Challenges for ESG fund managers

The international practice of ESG investing has shown that companies with high ESG performance relative to their sector peers tend to generate excessive returns in the long term. Most onshore fund managers also acknowledge ESG as a source of alpha.

According to East Money, there are currently 160 onshore ESG mutual funds, of which the total AUM has increased by 11% within the first half of 2021. However, to what extent these funds take an authentic ESG approach in the investment process, is questionable.

According to a 2018 survey conducted by the Asset Management Association of China (AMAC), Chinese asset managers understand ESG issues but lack a systematic approach to incorporate them into the investment process.

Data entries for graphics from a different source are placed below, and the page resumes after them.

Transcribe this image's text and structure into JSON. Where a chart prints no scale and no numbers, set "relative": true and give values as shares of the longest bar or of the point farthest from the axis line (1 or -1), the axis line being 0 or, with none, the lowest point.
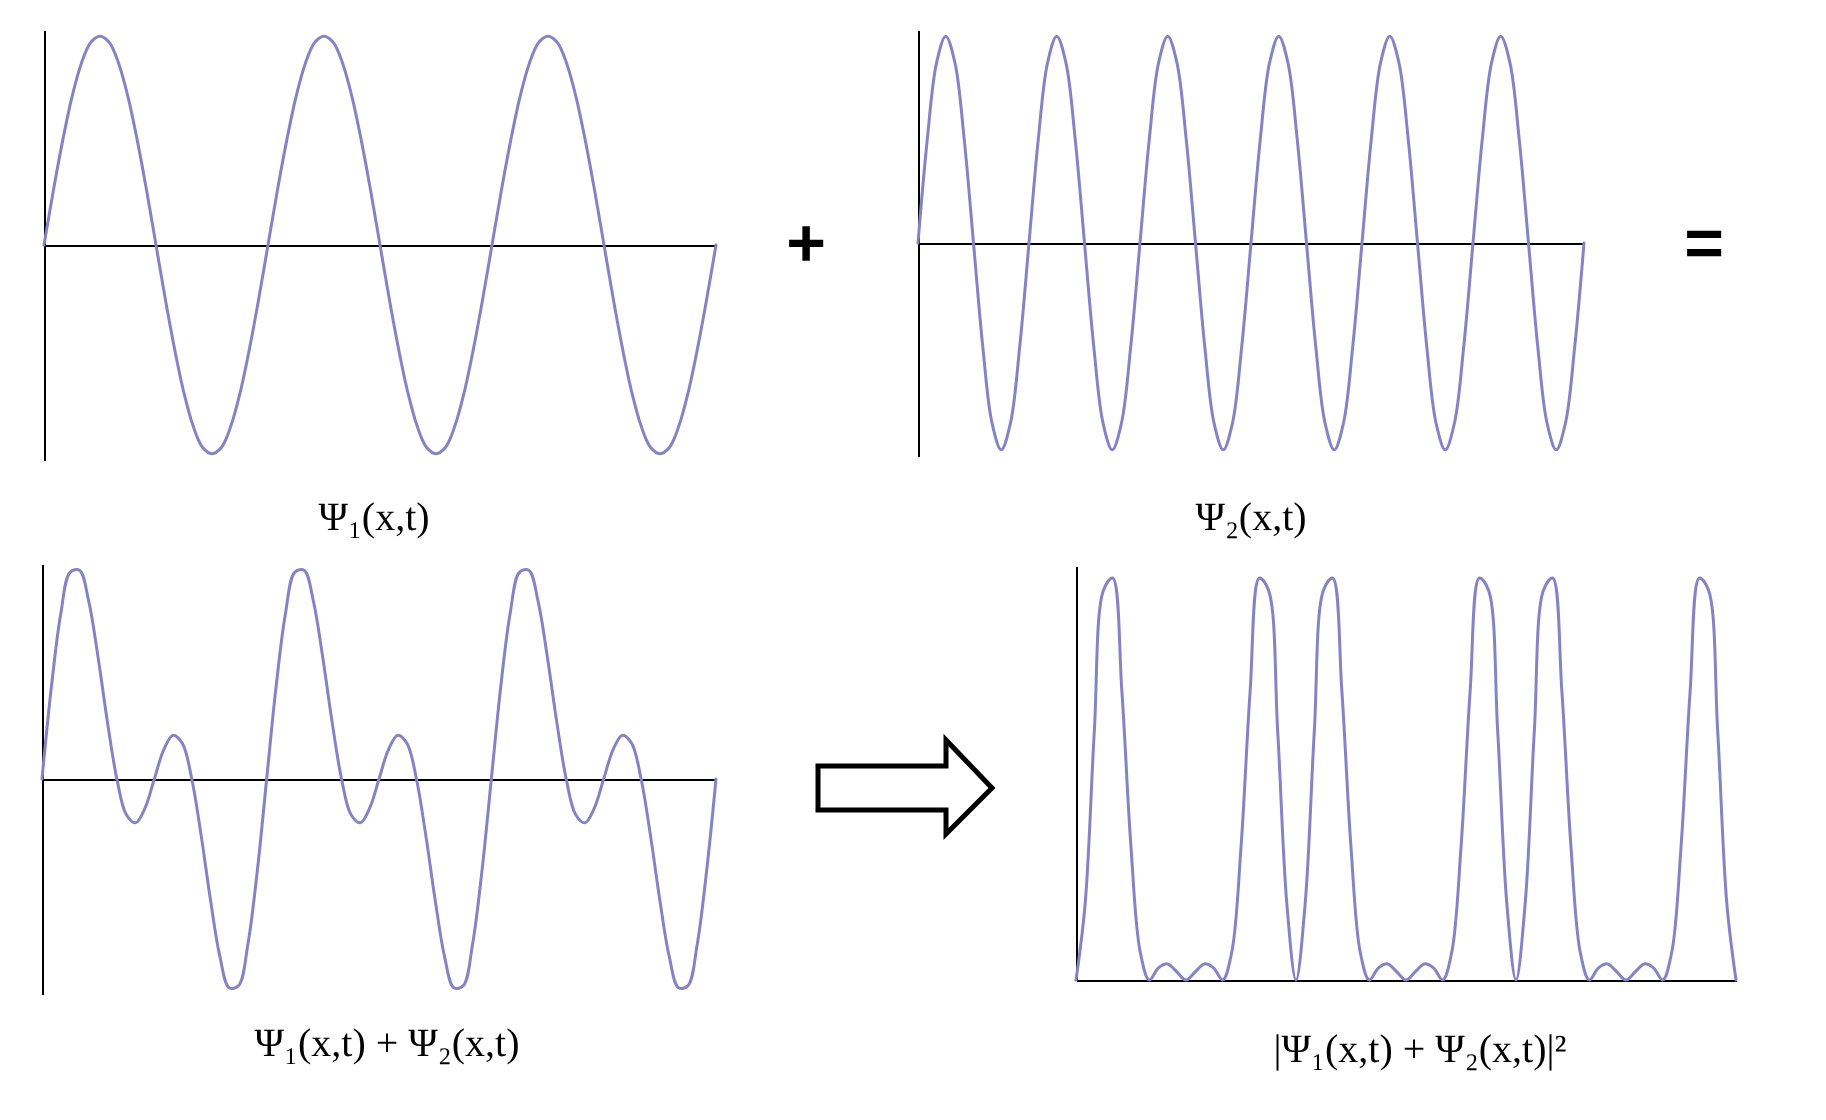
{
  "chart_data": [
    {
      "type": "line",
      "relative": true,
      "title": "Ψ₁(x,t)",
      "annotations": [
        "+"
      ],
      "color": "#8484c4",
      "categories": [
        null,
        null,
        null,
        null,
        null,
        null,
        null,
        null,
        null,
        null,
        null,
        null,
        null,
        null,
        null,
        null,
        null,
        null,
        null,
        null,
        null,
        null,
        null,
        null,
        null,
        null,
        null,
        null,
        null,
        null,
        null,
        null,
        null,
        null,
        null,
        null,
        null,
        null,
        null,
        null,
        null,
        null,
        null,
        null,
        null,
        null,
        null,
        null,
        null,
        null,
        null,
        null,
        null,
        null,
        null,
        null,
        null,
        null,
        null,
        null,
        null,
        null,
        null,
        null,
        null,
        null,
        null,
        null,
        null,
        null,
        null,
        null,
        null
      ],
      "values": [
        0,
        0.26,
        0.5,
        0.71,
        0.87,
        0.97,
        1,
        0.97,
        0.87,
        0.71,
        0.5,
        0.26,
        0,
        -0.26,
        -0.5,
        -0.71,
        -0.87,
        -0.97,
        -1,
        -0.97,
        -0.87,
        -0.71,
        -0.5,
        -0.26,
        0,
        0.26,
        0.5,
        0.71,
        0.87,
        0.97,
        1,
        0.97,
        0.87,
        0.71,
        0.5,
        0.26,
        0,
        -0.26,
        -0.5,
        -0.71,
        -0.87,
        -0.97,
        -1,
        -0.97,
        -0.87,
        -0.71,
        -0.5,
        -0.26,
        0,
        0.26,
        0.5,
        0.71,
        0.87,
        0.97,
        1,
        0.97,
        0.87,
        0.71,
        0.5,
        0.26,
        0,
        -0.26,
        -0.5,
        -0.71,
        -0.87,
        -0.97,
        -1,
        -0.97,
        -0.87,
        -0.71,
        -0.5,
        -0.26,
        0
      ]
    },
    {
      "type": "line",
      "relative": true,
      "title": "Ψ₂(x,t)",
      "annotations": [
        "="
      ],
      "color": "#8484c4",
      "categories": [
        null,
        null,
        null,
        null,
        null,
        null,
        null,
        null,
        null,
        null,
        null,
        null,
        null,
        null,
        null,
        null,
        null,
        null,
        null,
        null,
        null,
        null,
        null,
        null,
        null,
        null,
        null,
        null,
        null,
        null,
        null,
        null,
        null,
        null,
        null,
        null,
        null,
        null,
        null,
        null,
        null,
        null,
        null,
        null,
        null,
        null,
        null,
        null,
        null,
        null,
        null,
        null,
        null,
        null,
        null,
        null,
        null,
        null,
        null,
        null,
        null,
        null,
        null,
        null,
        null,
        null,
        null,
        null,
        null,
        null,
        null,
        null,
        null
      ],
      "values": [
        0,
        0.5,
        0.87,
        1,
        0.87,
        0.5,
        0,
        -0.5,
        -0.87,
        -1,
        -0.87,
        -0.5,
        0,
        0.5,
        0.87,
        1,
        0.87,
        0.5,
        0,
        -0.5,
        -0.87,
        -1,
        -0.87,
        -0.5,
        0,
        0.5,
        0.87,
        1,
        0.87,
        0.5,
        0,
        -0.5,
        -0.87,
        -1,
        -0.87,
        -0.5,
        0,
        0.5,
        0.87,
        1,
        0.87,
        0.5,
        0,
        -0.5,
        -0.87,
        -1,
        -0.87,
        -0.5,
        0,
        0.5,
        0.87,
        1,
        0.87,
        0.5,
        0,
        -0.5,
        -0.87,
        -1,
        -0.87,
        -0.5,
        0,
        0.5,
        0.87,
        1,
        0.87,
        0.5,
        0,
        -0.5,
        -0.87,
        -1,
        -0.87,
        -0.5,
        0
      ]
    },
    {
      "type": "line",
      "relative": true,
      "title": "Ψ₁(x,t) + Ψ₂(x,t)",
      "color": "#8484c4",
      "categories": [
        null,
        null,
        null,
        null,
        null,
        null,
        null,
        null,
        null,
        null,
        null,
        null,
        null,
        null,
        null,
        null,
        null,
        null,
        null,
        null,
        null,
        null,
        null,
        null,
        null,
        null,
        null,
        null,
        null,
        null,
        null,
        null,
        null,
        null,
        null,
        null,
        null,
        null,
        null,
        null,
        null,
        null,
        null,
        null,
        null,
        null,
        null,
        null,
        null,
        null,
        null,
        null,
        null,
        null,
        null,
        null,
        null,
        null,
        null,
        null,
        null,
        null,
        null,
        null,
        null,
        null,
        null,
        null,
        null,
        null,
        null,
        null,
        null
      ],
      "values": [
        0,
        0.44,
        0.79,
        0.99,
        1,
        0.85,
        0.58,
        0.27,
        0,
        -0.17,
        -0.21,
        -0.14,
        0,
        0.14,
        0.21,
        0.17,
        0,
        -0.27,
        -0.58,
        -0.85,
        -1,
        -0.99,
        -0.79,
        -0.44,
        0,
        0.44,
        0.79,
        0.99,
        1,
        0.85,
        0.58,
        0.27,
        0,
        -0.17,
        -0.21,
        -0.14,
        0,
        0.14,
        0.21,
        0.17,
        0,
        -0.27,
        -0.58,
        -0.85,
        -1,
        -0.99,
        -0.79,
        -0.44,
        0,
        0.44,
        0.79,
        0.99,
        1,
        0.85,
        0.58,
        0.27,
        0,
        -0.17,
        -0.21,
        -0.14,
        0,
        0.14,
        0.21,
        0.17,
        0,
        -0.27,
        -0.58,
        -0.85,
        -1,
        -0.99,
        -0.79,
        -0.44,
        0
      ]
    },
    {
      "type": "line",
      "relative": true,
      "title": "|Ψ₁(x,t) + Ψ₂(x,t)|²",
      "color": "#8484c4",
      "categories": [
        null,
        null,
        null,
        null,
        null,
        null,
        null,
        null,
        null,
        null,
        null,
        null,
        null,
        null,
        null,
        null,
        null,
        null,
        null,
        null,
        null,
        null,
        null,
        null,
        null,
        null,
        null,
        null,
        null,
        null,
        null,
        null,
        null,
        null,
        null,
        null,
        null,
        null,
        null,
        null,
        null,
        null,
        null,
        null,
        null,
        null,
        null,
        null,
        null,
        null,
        null,
        null,
        null,
        null,
        null,
        null,
        null,
        null,
        null,
        null,
        null,
        null,
        null,
        null,
        null,
        null,
        null,
        null,
        null,
        null,
        null,
        null,
        null
      ],
      "values": [
        0,
        0.19,
        0.62,
        0.97,
        1,
        0.72,
        0.33,
        0.07,
        0,
        0.03,
        0.04,
        0.02,
        0,
        0.02,
        0.04,
        0.03,
        0,
        0.07,
        0.33,
        0.72,
        1,
        0.97,
        0.62,
        0.19,
        0,
        0.19,
        0.62,
        0.97,
        1,
        0.72,
        0.33,
        0.07,
        0,
        0.03,
        0.04,
        0.02,
        0,
        0.02,
        0.04,
        0.03,
        0,
        0.07,
        0.33,
        0.72,
        1,
        0.97,
        0.62,
        0.19,
        0,
        0.19,
        0.62,
        0.97,
        1,
        0.72,
        0.33,
        0.07,
        0,
        0.03,
        0.04,
        0.02,
        0,
        0.02,
        0.04,
        0.03,
        0,
        0.07,
        0.33,
        0.72,
        1,
        0.97,
        0.62,
        0.19,
        0
      ]
    }
  ]
}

A lack of reliable disclosure, subpar ESG data quality, and inadequate third-party research were highlighted as challenges to ESG integration.

Three years on, QuantData's recent research finds the challenges remain.

First of all, QuantData only included 80 funds in the research scope, as the rest don’t completely incorporate the three elements of "environment", "social" and "governance" in the investment process.

Secondly, by looking into the reports of 66 onshore ESG funds in the second quarter of 2021, Quanta hasn’t found one single undisputed ESG leader among the top-ten holdings of these funds according to the standards of domestic and international rating agencies. The ten stocks scatter in new energy, internet, consumer, financial and industrial sectors, among which some stocks, such as Kweichow Moutai, have very little to do with the ESG theme.

While domestic fund managers lack reliable ESG data and some international ESG rating models may not directly apply to A-share companies, some companies have developed proprietary ESG analysis tools.

PRI’s whitepaper reveals the ESG investment practice of some of its members in China. For instance, E-Fund and Hwabao leveraged their perceptions of environmental risks and company management capabilities to enhance their understanding of industry competitive dynamics. Harvest applied a proprietary ESG framework and methodology to conduct quantitative ESG analysis across the A-share market. 

There is also an example of international cooperation. Last March, NN Investment Partners launched a China ESG UCITS fund with ChinaAMC. ChinaAMC is responsible for bottom-up stock picking and ESG engagement with Chinese companies, while NN IP advises on ESG global standards, processes, and integration.

In terms of listed companies’ ESG disclosure, only public companies in high-pollution sectors are now required to disclose their environment-related data. Early this year, the China Securities Regulatory Commission (CSRC) proposed to add ESG information to a list of issues that listed companies should disclose. Professionals in the asset management industry expect the ESG disclosure requirement to apply to all A-share companies in one or two years.

The trend of ESG investing is unfolding in China. With the endorsement from the top-level regulators and improved ESG disclosure of listed companies, Chinese fund managers can be expected to catch up to global peers in ESG investing practice in the years to come.